Sassou aurait d’autant moins de raison de nommer Kolelas comme chef de l’opposition qu’il l’a expulsé de son propre parti, le MCDDI fondé de son père Bernard Kolelas pour le confier à son frère, Eugène Landry Kolelas, aujourd’hui ministre du gouvernement. Nommer Kolelas comme chef de l’opposition serait pour Sassou mettre en porte-à-faux Eugène Landry Kolelas...

Mais on le sait, les relations entre les enfants Kolelas et Sassou (qu’ils appellent « papa »), tout comme avec leur père, sont complexes. S’il est difficile de douter des ambitions présidentielles de Parfait Kolelas et de sa popularité dans l’électorat du Pool, notamment, son positionnement politique à l’égard de Sassou et du reste de l’opposition  a souvent été illisible et ambigu. Par le passé, par exemple, on l’a vu, contre le reste de l’opposition, « prendre acte » du hold-up électoral de Sassou à la présidentielle, tout en promettant de saisir, par la voie d’un recours contentieux, un organisme spécialisé de l’Union africaine pour contester les résultats… Inconséquence politique, amateurisme ou peur de ces guerres au cours desquelles le Pool paie souvent le plus lourd tribut ? Allez savoir.

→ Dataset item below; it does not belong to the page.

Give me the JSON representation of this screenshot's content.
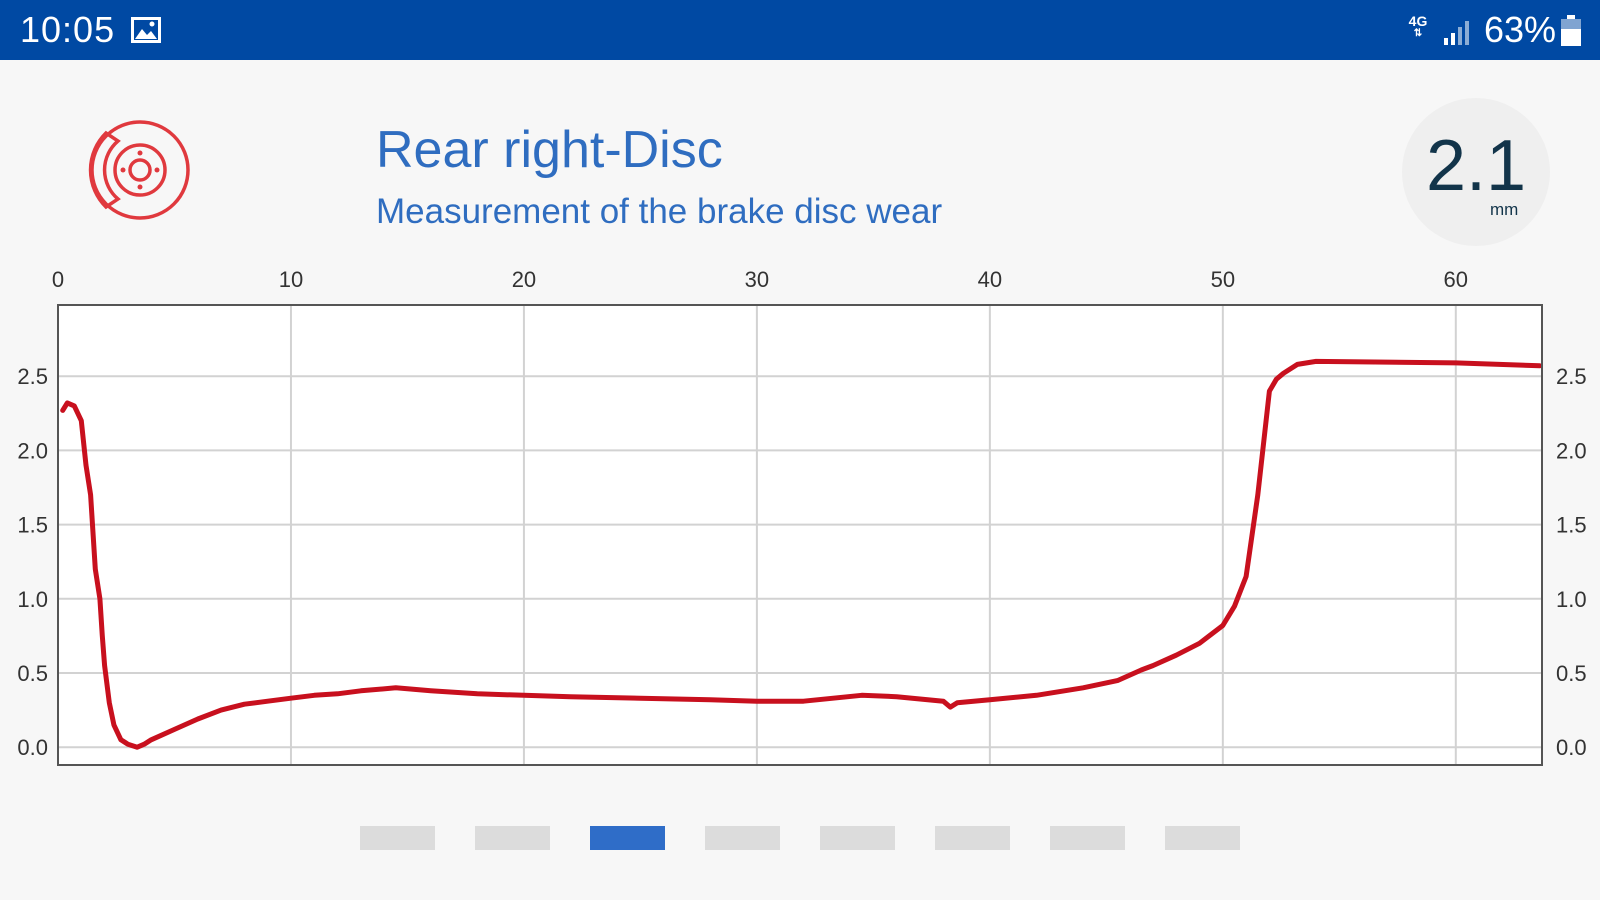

Pour l’heure, l’officine de Talangaï pèse le pour et le contre avant la proclamation par Sassou du chef de l’opposition qu’il va se donner pendant cinq ans. On l’a dit : Tsaty Mabiala est pour Sassou un homme lisse, fiable, avec lequel il peut discuter et qui aurait pour avantage de représenter des départements ayant un poids électoral certain. A la décharge du chef de l’UPADS, Clément Mouamba, le Premier ministre, est originaire des mêmes contrées.

Nommer Kolelas serait en revanche un signal donné à un département, le Pool, contre lequel Sassou et son clan vouent certes une haine atavique, mais ce serait aussi une façon de le neutraliser, en l'accueillant au sein de la mangeoire nationale. Sans compter que le dictateur prendra la décision qui arrangera le mieux son successeur désigné, à savoir son fils.

Kolelas ou Tsaty Mabiala ? Les débats font rage au sein de l'officine de Talangaï. Tous deux ont leurs partisans, la solution d'un troisième larron ne recueillant, à ce jour, que peu de soutien. Quel choix privilégiera Sassou ? Réponse dans les prochains jours.